Aaron Neville, David Byrne and Richard Thompson, Emmylou Harris, Rosanne Cash, and Jackson Browne performed benefit concerts. Rare performances by Terry Allen, Michael Ventura and Butch Hancock, John Cale and Bob Neuwirth, Jeff Buckley and Mary Margaret O'Hara also took place, as well as St. Ann's production of David Byrne's orchestral music for "The Forest" at Town Hall in 1992.

St. Ann's has also featured blues artists. In 1989, The Mississippi Delta Blues Festival featured some rare New York performances. The Piano Blues Who's Who (1990) explored the rhythmic distinctions between New Orleans and Chicago blues traditions. A celebration of the Music of the Mississippi Hill Country, featuring Lucinda Williams and Othar Turner, among others, was the debut performance at St. Ann's Warehouse in 2001.

St. Ann's has also long been a patron of puppetry. For years, Bread and Puppet Theater appeared annually. Mabou Mines' director Lee Breuer staged the first Peter and Wendy at St. Ann's in 1992. Janie Geiser and Dan Hurlin were the prime movers behind The Lab, St. Ann's experimental haven for artists working in puppet theater. The Lab will be celebrating its 20th anniversary in 2017. Now under the direction of Matt Acheson, The Lab concludes each spring with Labapalooza!, a mini-festival of new works developed by Lab participants.

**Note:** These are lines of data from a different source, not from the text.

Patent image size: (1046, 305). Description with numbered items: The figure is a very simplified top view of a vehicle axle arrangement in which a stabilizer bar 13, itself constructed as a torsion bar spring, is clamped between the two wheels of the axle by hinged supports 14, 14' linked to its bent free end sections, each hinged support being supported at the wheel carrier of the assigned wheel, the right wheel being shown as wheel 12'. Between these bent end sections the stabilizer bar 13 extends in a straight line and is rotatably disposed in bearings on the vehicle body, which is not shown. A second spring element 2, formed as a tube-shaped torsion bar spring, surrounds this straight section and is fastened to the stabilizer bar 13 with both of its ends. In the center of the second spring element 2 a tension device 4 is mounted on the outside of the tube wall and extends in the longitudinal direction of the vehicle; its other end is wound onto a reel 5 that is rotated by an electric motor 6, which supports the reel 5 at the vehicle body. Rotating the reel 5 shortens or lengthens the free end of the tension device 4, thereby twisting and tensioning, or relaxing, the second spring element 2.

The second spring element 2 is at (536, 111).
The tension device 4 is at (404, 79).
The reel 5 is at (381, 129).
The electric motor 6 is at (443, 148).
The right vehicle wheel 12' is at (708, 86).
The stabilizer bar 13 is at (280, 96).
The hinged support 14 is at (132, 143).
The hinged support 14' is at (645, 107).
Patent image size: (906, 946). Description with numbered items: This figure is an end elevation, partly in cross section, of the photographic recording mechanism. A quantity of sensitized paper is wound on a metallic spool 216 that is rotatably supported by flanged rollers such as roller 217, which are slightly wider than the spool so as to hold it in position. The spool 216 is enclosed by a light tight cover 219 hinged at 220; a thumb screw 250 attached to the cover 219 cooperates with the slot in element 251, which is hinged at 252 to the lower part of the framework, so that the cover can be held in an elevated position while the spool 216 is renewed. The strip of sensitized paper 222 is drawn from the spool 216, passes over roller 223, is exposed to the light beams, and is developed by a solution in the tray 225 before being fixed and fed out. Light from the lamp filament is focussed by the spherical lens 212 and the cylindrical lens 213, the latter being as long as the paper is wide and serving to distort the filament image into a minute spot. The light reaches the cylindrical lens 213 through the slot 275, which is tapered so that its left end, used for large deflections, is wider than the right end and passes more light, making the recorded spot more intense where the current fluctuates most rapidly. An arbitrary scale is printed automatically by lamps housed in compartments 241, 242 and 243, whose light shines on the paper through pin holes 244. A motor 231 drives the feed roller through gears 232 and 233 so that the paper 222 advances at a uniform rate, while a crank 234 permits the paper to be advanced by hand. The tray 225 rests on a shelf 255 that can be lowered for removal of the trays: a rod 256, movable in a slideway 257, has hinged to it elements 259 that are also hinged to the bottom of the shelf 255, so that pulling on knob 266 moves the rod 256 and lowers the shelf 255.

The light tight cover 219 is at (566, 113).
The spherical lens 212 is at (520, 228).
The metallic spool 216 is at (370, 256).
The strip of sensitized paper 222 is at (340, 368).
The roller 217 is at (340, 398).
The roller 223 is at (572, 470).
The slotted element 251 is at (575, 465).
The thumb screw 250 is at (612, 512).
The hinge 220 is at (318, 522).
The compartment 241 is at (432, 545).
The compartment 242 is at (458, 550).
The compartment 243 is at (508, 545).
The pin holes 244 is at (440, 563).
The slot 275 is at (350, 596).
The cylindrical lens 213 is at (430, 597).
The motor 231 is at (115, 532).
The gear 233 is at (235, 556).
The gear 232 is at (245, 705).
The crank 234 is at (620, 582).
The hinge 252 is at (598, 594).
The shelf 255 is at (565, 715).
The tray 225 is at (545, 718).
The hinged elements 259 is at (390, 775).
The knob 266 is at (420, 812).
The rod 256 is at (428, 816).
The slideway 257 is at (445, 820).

Between its years at the Church and in the warehouses in DUMBO, St. Ann's programming has continued at the intersection where theater meets Rock and Roll. Whereas Music led the programming in the Church, Theater has taken the lead in the warehouses. However, while the balance may have shifted and the canvas expanded, the rock and roll heart of the programming remains at the center of St. Ann's sensibility and its artists.